Amidst all the rigorous constructions of quotient rings involving equivalence relations and ideals, I feel that I have finally grasped what a quotient ring is. I have applied this intuition to a few examples and they have served me well, but I would just like to verify that this actually the case.
If $R$ is a ring and $I$ an ideal, then $R/I$ is just what you have leftover if you map all of the elements of $I$ to zero.
So going by that $$\mathbb{Z}/n\mathbb{Z} = \{0, 1,2,3,…,n-1\}=\mathbb{Z}_n$$
Also
$$\mathbb{R}[x]/x = \text{Constant polynomials}=\mathbb{R}$$
It seems to me that the quotient ring is always 'hiding' inside the original ring. So for example $\mathbb{Z}_n \subset \mathbb{Z}$ or $\mathbb{R} \subset \mathbb{R}[x]$. But if we consider this isomorphism
$$\mathbb{R}[x]/(x^2+1) \cong \mathbb{C}$$
Then it doesn't seem to work anymore. I cannot see how $\mathbb{C}$ is 'hiding' inside $\mathbb{R}[x]$. Was my initial observation just a coincidence and hence cannot be applied here? Or am I totally misunderstanding everything?
Best Answer
There is a natural map $\eta$ of sets from $\mathbb{C}$ to $\mathbb{R}[x]$: just send $a+bi$ to $bx+a$. Now, this map is a homomorphism on the underlying additive groups, but multiplicatively it has some problems. Nevertheless, this is a sense in which $\mathbb{C}$ sits inside $\mathbb{R}[x]$, and in fact it turns out to be the right one: the "multiplicative badness" of $\eta$ is killed by quotienting out by $\langle x^2+1\rangle$.
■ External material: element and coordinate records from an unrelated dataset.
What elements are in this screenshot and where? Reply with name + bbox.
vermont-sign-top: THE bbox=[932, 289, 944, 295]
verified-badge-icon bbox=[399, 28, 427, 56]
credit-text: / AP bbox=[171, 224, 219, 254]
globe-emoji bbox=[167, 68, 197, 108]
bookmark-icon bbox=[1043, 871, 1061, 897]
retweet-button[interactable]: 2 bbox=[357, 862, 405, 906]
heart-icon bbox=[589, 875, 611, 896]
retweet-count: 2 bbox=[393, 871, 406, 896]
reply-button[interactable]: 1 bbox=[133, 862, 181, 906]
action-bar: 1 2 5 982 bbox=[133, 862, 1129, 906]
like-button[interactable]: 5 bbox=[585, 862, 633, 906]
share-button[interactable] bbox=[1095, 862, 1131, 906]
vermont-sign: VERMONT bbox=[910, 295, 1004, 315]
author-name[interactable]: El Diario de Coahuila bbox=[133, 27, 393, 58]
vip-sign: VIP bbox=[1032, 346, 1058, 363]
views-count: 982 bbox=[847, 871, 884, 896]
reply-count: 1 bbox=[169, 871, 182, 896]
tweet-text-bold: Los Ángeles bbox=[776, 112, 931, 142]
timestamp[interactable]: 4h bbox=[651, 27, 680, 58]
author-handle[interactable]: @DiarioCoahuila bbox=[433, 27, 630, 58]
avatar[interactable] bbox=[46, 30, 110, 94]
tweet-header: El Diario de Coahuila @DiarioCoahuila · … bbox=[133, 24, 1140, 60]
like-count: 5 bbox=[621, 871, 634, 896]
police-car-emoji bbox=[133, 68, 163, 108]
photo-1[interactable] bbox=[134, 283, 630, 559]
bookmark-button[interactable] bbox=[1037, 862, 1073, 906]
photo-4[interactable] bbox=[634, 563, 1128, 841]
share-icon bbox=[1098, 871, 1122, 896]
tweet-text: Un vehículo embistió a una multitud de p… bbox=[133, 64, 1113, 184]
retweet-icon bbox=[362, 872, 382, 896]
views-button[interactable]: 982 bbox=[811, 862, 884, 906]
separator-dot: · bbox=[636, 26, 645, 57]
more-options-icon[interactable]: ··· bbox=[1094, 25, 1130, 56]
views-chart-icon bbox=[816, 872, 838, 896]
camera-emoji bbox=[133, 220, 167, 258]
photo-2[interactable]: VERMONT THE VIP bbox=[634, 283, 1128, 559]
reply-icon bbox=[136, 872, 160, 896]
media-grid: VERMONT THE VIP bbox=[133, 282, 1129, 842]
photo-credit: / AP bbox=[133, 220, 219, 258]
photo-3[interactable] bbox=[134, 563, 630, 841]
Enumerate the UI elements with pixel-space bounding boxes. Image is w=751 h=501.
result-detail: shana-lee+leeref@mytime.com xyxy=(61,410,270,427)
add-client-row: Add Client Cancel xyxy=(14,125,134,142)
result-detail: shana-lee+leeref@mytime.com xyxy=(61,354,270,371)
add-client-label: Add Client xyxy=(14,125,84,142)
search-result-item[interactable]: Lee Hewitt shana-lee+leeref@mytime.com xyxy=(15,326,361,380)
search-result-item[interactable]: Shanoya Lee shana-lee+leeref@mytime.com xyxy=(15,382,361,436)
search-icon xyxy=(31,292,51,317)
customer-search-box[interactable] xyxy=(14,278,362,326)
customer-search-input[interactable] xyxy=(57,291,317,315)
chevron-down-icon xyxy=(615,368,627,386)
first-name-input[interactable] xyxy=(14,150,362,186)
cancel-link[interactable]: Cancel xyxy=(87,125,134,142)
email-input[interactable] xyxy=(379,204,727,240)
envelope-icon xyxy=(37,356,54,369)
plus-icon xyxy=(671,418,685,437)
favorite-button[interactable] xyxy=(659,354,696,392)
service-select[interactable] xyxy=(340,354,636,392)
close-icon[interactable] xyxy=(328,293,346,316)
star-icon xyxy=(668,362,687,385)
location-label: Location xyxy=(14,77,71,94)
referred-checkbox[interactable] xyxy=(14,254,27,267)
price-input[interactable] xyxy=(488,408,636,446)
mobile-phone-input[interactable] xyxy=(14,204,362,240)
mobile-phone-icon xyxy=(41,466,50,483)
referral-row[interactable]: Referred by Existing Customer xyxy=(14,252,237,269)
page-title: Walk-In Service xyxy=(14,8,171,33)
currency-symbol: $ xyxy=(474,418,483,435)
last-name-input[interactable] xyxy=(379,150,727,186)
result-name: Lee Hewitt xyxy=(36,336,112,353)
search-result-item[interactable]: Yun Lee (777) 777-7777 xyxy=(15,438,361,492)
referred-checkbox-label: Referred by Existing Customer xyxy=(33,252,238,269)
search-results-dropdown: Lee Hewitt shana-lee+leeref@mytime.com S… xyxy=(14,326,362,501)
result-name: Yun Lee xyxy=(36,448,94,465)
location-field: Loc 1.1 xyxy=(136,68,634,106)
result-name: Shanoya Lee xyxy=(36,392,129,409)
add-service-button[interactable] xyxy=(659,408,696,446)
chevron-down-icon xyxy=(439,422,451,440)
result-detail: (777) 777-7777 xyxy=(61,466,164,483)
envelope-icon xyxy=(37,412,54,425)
Specifically, the "multiplicative badness" I refer to is the fact that $\eta(z_0\cdot z_1)\color{red}{\not=}\eta(z_0)\cdot \eta(z_1)$ in general. For example, $$\eta(i\cdot i)=\eta(-1)=-1\color{red}{\not=}x^2=x\cdot x=\eta(i)\cdot \eta(i).$$ However, we have for all $z_0, z_1\in\mathbb{C}$ that $$x^2+1\mbox{ divides }\eta(z_0\cdot z_1)-(\eta(z_0)\cdot\eta(z_1)),$$ so - once we kill off $x^2+1$ - the natural way of fitting $\mathbb{C}$ inside $\mathbb{R}[x]$ actually respects multiplication!
OK, now let me try to un-cringe all the algebraists in the room. What's really going on here is that $\eta$ is a left inverse of the composition of the quotient map $j: \mathbb{R}[x]\rightarrow\mathbb{R}[x]/\langle x^2+1\rangle$ with the isomorphism $i: \mathbb{R}[x]/\langle x^2+1\rangle\rightarrow\mathbb{C}$. That is, there are many elements of $\mathbb{R}[x]$ which $i\circ j$ maps to a given complex number $z$; the map $\eta$ picks one "canonical representative."
In the example of $\mathbb{Z}/n\mathbb{Z}$, there's a really natural way to pick such a canonical representative, so we usually don't notice that we did it. For instance, we could have chosen to use $\{n, n+1, n+2, . . . , 2n-1\}$, except that that's weird.
EDIT: By the way, this gets at your statement "$\mathbb{Z}/n\mathbb{Z}\subset\mathbb{Z}$" - while that's false, what is true is that the set of canonical representatives of elements of $\mathbb{Z}/n\mathbb{Z}$ is a subset of $\mathbb{Z}$. And this is a truism about quotients: if $S=R/I$, then by definition each element of $S$ "comes from" many elements of $R$, and the act of picking canonical representatives amounts to defining an appropriate injection of sets of $S$ into $R$. (Note that it's a very bad habit to pretend that this means $S\subset R$ - in particular, the image of $S$ in $R$ won't generally be closed under the operations of $R$!)
Similarly for $\mathbb{R}[x]/\langle x\rangle$. In general, though, a little bit of thought needs to go into picking canonical representatives, and also into how they fit together and relate to the remaining elements of the original ring. For example, here's a good exercise:
$\mathbb{R}[x]/\langle x^2+1\rangle$ is isomorphic to $\mathbb{R}[x]/\langle x^2+2\rangle$.
In fact, they each have the same canonical representatives - the linear polynomials!
Yet clearly something's different about them - specifically, the natural isomorphisms to $\mathbb{C}$ send $x$ to different complex numbers.
Teasing out the details of this example, I think, will help make this business with canonical representatives a lot clearer.